California Lawmakers Press Ahead on Transportation
PHOENIX — California lawmakers are getting closer to finding more money for the state's infrastructure with less than two weeks left in the regular legislative session, though deep divides remain.
The California Assembly and Senate have been called into extraordinary session to find revenue for transportation infrastructure, and the special session is not bound to the same deadlines as the Sept. 11 end of the regular session. Still, the legislators want to get it done in the next week, sources said.
"The goal is to get it done in the regular session," said Kiana Buss, a legislative representative in the area of housing, land use and transportation for the California State Association of Counties. "What is positive is we have agreement among a broad group of stakeholders."
The bill that most closely mirror's CSAC's advocacy is SBX1-1, sponsored by Sen. Jim Beall, a Democrat from San Jose who chairs the special session's transportation panel.
The committee passed Beall's bill out of its committee with some amendments Tuesday, and is now headed back to the Senate's Appropriations Committee for further consideration. That bill would rely on new car registration fees and new taxes to raise billions in revenue, including an increase of 12 cents per gallon to the gas tax Californians pay at the pump.
Tax increases require two-thirds approval of both chambers of the legislature in order to reach the governor's desk for signature.
Gov. Jerry Brown in June called the special session on transportation funding in a proclamation that cited $5.7 billion of annual unfunded road infrastructure repair requirements. Beall's bill would bring in an estimated $4.5 billion a year.
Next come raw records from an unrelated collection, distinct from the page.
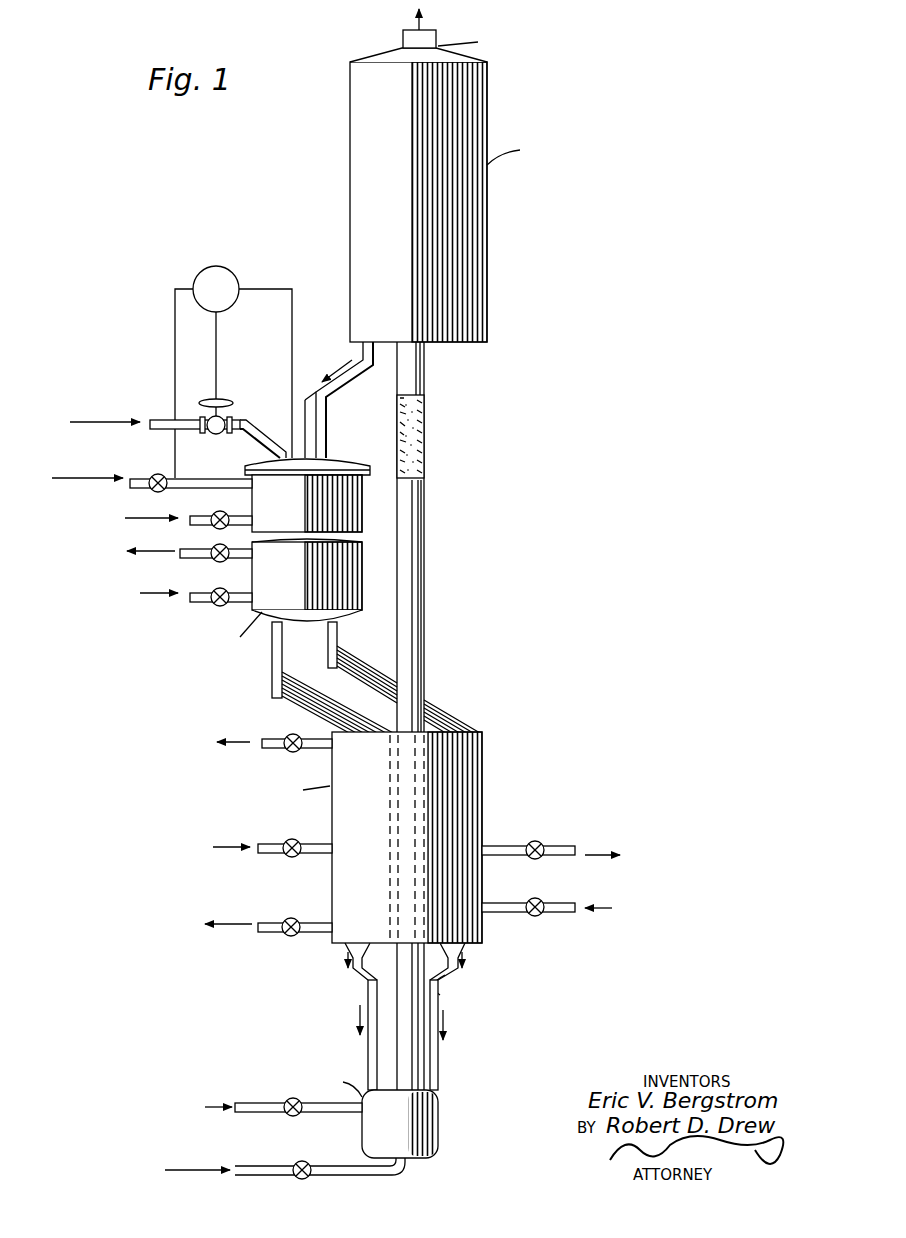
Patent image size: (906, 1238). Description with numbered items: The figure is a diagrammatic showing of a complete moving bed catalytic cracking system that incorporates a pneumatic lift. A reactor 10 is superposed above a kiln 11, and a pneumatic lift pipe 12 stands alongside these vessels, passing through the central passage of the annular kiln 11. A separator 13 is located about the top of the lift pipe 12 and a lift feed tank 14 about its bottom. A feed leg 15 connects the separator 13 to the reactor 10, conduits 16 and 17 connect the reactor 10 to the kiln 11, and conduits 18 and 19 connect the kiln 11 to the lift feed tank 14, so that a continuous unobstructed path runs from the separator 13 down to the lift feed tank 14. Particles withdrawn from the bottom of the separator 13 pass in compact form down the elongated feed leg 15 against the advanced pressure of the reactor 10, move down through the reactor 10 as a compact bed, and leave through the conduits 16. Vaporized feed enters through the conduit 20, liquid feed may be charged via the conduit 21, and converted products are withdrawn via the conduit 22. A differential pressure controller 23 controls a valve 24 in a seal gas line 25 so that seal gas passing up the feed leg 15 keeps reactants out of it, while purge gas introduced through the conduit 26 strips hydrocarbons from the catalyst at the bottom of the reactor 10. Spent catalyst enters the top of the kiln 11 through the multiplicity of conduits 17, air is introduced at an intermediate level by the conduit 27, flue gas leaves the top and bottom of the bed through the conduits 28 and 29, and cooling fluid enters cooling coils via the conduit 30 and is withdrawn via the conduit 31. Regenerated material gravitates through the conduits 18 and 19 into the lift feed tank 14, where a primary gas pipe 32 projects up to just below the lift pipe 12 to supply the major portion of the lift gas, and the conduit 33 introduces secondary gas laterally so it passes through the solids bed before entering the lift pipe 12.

The reactor 10 is at (352, 514).
The kiln 11 is at (483, 786).
The pneumatic lift pipe 12 is at (414, 612).
The separator 13 is at (350, 150).
The lift feed tank 14 is at (321, 1113).
The feed leg 15 is at (318, 414).
The conduits 16 is at (272, 652).
The conduits 17 is at (366, 665).
The conduits 18 is at (358, 975).
The conduits 19 is at (368, 1050).
The conduit 20 is at (220, 472).
The conduit 21 is at (198, 516).
The conduit 22 is at (188, 558).
The differential pressure controller 23 is at (221, 266).
The valve 24 is at (222, 398).
The seal gas line 25 is at (250, 430).
The conduit 26 is at (203, 604).
The conduit 27 is at (280, 832).
The conduit 28 is at (270, 738).
The conduit 29 is at (268, 932).
The conduit 30 is at (556, 903).
The conduit 31 is at (556, 846).
The primary gas pipe 32 is at (406, 1172).
The conduit 33 is at (270, 1112).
But the bill faces significant opposition from Republicans, particularly Orange County Sen. John Moorlach.
At least a few Republican votes would be needed to achieve the two-thirds supermajority.
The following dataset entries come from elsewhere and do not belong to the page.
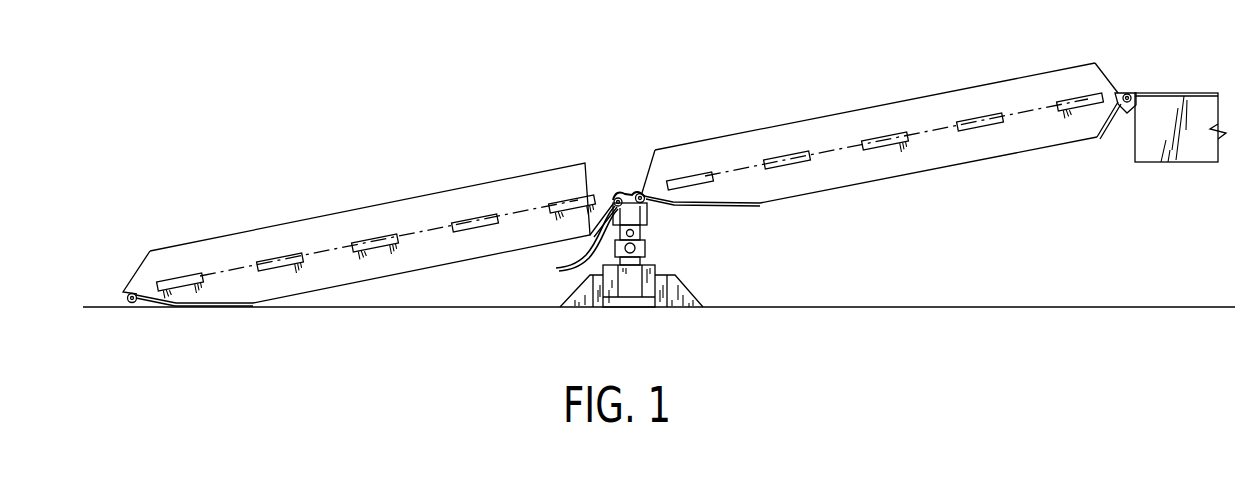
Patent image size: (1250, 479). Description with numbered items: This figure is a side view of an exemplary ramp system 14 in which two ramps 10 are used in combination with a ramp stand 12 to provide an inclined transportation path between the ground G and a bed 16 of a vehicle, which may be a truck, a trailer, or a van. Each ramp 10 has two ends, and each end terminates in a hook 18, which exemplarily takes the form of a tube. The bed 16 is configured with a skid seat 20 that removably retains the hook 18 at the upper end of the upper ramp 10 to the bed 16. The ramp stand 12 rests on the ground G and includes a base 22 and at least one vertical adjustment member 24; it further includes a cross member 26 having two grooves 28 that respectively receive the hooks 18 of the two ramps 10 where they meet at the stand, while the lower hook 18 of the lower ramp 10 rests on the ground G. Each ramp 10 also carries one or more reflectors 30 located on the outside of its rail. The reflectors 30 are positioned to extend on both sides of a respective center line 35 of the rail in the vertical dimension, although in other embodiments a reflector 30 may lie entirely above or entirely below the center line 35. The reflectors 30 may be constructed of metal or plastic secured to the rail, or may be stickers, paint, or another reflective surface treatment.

The ramp 10 is at (622, 165).
The ramp stand 12 is at (661, 279).
The ramp system 14 is at (868, 138).
The bed 16 is at (1117, 150).
The hook 18 is at (130, 303).
The skid seat 20 is at (1163, 93).
The base 22 is at (679, 300).
The vertical adjustment member 24 is at (648, 240).
The cross member 26 is at (647, 205).
The grooves 28 is at (577, 246).
The reflectors 30 is at (185, 276).
The center line 35 is at (330, 251).
The ground G is at (372, 307).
Moorlach has advocated a more austerity-based approach beginning with reform of the state Department of Transportation (Caltrans), and previously offered a bill that would have required the agencies to be doing 50% of its work with private architectural and engineering firms by 2023. Beall's committee shot that bill down last month.
On Wednesday Moorlach was circulating a petition against Beall's bill via email, arguing that Californians already pay the 4th-highest per-gallon gas taxes in the nation and citing a recent Reason Foundation study that named California roads the 45th worst in the nation.
"Legislators want $4.5 billion in higher taxes and fees to 'fix' what the original taxes and fees were supposed to accomplish," Moorlach's email said.
Buss said that the cost of deferred maintenance on California's aging infrastructure rises sharply with time, making it expensive to wait any longer to begin addressing it.
"This issue isn't going away," she said. "The longer we wait, the harder it's going to be to take care of."